Directed by Paddy Breathnach. Starring Lindsay Haun ("Tara"), Jack Huston ("Jake"), Max Kasch ("Troy"), and Maya Hazen ("Lisa"). Not Rated.
Source: Region 1 DVD (Magnet/Magnolia)
Running time: 01:24:16
Country: Ireland, UK, Denmark
As far as the characters, they naturally vary in terms of looks and personalities and beliefs, but yet they're all friends. We have the fairly normal but naive chick who will inevitably be the Final Girl. And then there's the hippie chick, the stoner, the hot/bitchy one, and the white boy who think he's black. Rounding out the group of friends is, of course, Jake, who's a local to the area and their tour/mushroom guide. Jake is played by Jack Huston, who's the only reason I even sought this film out. Huston is an actor I've grown to like because of his role on HBO's BOARDWALK EMPIRE. Those of you who watch the show know what I'm talking about, but, for those who don't: he's pretty amazing in it and plays one of the more interesting characters on the show. In SHROOMS, though, his performance is anything but noteworthy. He's just kinda there. Not that a film called SHROOMS warrants such a performance... but you know.

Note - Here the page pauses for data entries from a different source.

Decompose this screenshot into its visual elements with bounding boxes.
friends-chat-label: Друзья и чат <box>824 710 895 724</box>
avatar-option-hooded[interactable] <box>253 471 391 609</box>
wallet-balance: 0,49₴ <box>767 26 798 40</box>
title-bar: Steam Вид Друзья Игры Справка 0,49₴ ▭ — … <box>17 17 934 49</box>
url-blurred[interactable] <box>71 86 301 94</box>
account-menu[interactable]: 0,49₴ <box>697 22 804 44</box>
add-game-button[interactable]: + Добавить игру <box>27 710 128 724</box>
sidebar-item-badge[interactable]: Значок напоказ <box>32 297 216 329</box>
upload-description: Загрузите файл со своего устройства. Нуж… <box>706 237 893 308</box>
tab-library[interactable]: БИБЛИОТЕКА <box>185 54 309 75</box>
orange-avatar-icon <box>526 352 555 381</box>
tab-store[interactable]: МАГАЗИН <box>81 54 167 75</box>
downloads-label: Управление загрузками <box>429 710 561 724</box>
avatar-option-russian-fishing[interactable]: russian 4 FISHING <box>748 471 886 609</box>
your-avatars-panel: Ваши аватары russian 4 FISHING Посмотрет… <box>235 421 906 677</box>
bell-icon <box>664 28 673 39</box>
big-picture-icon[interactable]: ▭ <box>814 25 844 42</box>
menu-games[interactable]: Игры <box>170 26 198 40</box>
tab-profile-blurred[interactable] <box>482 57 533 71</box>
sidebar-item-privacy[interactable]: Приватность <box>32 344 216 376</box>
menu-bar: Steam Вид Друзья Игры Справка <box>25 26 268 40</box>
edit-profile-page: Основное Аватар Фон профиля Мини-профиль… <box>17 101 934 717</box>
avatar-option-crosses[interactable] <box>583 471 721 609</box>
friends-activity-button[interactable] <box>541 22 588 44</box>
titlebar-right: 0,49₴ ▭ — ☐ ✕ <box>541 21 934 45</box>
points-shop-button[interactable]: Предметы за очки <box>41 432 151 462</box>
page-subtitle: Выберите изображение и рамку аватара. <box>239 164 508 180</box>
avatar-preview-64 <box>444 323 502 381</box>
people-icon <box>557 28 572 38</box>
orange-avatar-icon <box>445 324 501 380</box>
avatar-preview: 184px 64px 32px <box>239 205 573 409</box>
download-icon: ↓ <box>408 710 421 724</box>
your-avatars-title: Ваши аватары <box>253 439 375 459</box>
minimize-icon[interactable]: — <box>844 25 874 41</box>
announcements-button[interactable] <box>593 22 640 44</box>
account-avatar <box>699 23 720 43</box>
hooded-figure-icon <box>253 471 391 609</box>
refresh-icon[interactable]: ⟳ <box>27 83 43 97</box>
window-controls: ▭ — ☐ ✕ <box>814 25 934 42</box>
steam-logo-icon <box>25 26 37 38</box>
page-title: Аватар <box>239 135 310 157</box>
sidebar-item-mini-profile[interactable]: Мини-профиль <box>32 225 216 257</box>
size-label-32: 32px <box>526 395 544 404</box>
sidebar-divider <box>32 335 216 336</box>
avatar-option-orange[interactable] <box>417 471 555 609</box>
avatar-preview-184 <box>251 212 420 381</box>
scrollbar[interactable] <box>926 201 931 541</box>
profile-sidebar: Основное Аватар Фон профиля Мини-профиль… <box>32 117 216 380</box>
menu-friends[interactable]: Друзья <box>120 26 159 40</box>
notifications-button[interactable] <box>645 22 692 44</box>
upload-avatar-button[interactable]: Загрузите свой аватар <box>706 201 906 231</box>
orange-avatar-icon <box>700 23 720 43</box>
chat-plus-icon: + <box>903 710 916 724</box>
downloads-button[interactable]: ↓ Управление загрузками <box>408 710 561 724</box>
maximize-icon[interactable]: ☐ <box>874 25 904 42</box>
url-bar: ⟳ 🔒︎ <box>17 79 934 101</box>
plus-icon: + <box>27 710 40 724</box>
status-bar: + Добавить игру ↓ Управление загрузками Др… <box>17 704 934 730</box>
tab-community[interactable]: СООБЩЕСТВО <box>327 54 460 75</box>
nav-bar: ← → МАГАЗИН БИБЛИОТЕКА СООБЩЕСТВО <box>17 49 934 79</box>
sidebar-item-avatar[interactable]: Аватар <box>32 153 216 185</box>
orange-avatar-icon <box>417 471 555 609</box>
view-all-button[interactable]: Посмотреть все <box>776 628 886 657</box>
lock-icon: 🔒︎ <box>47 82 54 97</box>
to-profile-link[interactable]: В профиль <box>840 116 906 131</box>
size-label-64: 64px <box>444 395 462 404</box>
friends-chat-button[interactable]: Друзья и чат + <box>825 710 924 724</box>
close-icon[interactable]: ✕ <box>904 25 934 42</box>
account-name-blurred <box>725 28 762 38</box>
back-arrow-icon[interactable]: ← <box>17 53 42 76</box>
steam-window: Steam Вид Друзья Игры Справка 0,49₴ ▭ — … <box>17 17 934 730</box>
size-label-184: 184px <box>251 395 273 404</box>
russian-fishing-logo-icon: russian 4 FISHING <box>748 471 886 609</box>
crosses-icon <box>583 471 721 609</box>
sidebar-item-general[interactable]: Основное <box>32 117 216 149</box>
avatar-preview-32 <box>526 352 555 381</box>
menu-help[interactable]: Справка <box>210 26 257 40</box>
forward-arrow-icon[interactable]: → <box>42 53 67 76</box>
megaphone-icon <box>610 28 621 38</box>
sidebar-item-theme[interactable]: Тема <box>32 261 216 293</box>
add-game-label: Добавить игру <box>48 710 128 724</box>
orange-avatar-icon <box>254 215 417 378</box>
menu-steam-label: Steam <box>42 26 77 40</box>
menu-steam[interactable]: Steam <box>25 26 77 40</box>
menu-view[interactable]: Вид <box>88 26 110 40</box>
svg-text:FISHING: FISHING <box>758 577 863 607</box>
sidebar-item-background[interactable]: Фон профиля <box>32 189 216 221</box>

SHROOMS is a Backwoods Slasher with an urban legend theme. Looming over the entire scenario is a tale that Jake shares one night as they all surround a campfire. Not long from where they camp is an abandoned house with a doomed and tragic history, and that's basically all you need to know. Other threats come in the form of reclusive (and seemingly inbred) brothers who live in the woods, and our inevitable Final Girl Tara finds herself incapacitated early on when she eats a deadly mushroom that wasn't meant for consumption; she miraculously survives, but becomes extremely paranoid and seemingly develops psychic powers that allow her to foresee the violent deaths of her friends. Oh, and there's a talking cow.
SHROOMS, for the most part, is exactly what you'd expect it to be: a group of stereotypes in the woods arguing with each other and being stalked by... something. However, the fact that psychedelic mushrooms are thrown into the mix adds an "unreliable narrator" element to the proceedings, in that - for a little while at least - you're not really sure if what you're seeing is actually happening or if it's all a product of the characters' hallucinations. And, taking into consideration that the characters are in fact being hunted by someone, how much of the visuals are enhanced by the drug trip, and is the figure as imposing as we're led to believe? Way too much pondering over a fairly standard modern-day Backwoods Slasher, but hey, give me credit for trying. No? Eh, whatever.
One thing I'll give SHROOMS credit for is how it's shot. It's not the best looking horror movie out there by any means, and even some of the forest scenes left something to be desired in terms of effective atmosphere, but there's some decent camera work throughout, and the hallucination scenes look pretty cool. When it comes to Tara in particular, she goes in and out of her waking nightmares for most of the film, and I like how those sequences are shot; it's almost like she's levitating above the ground at times, while her snapping back into reality resembles a person who's body and spirit collide following a near-death experience. There's also some great production value with the aforementioned abandoned house; regardless of whether or not a lot of the interiors were dressed or if they used CG to add some detail, it looked good. Overall, though, SHROOMS doesn't really bring anything new or interesting to the table. The kills are very disappointing considering this is essentially a body count film (although that's sort of explained at the end), and the short running time didn't make this any less of a chore to get through.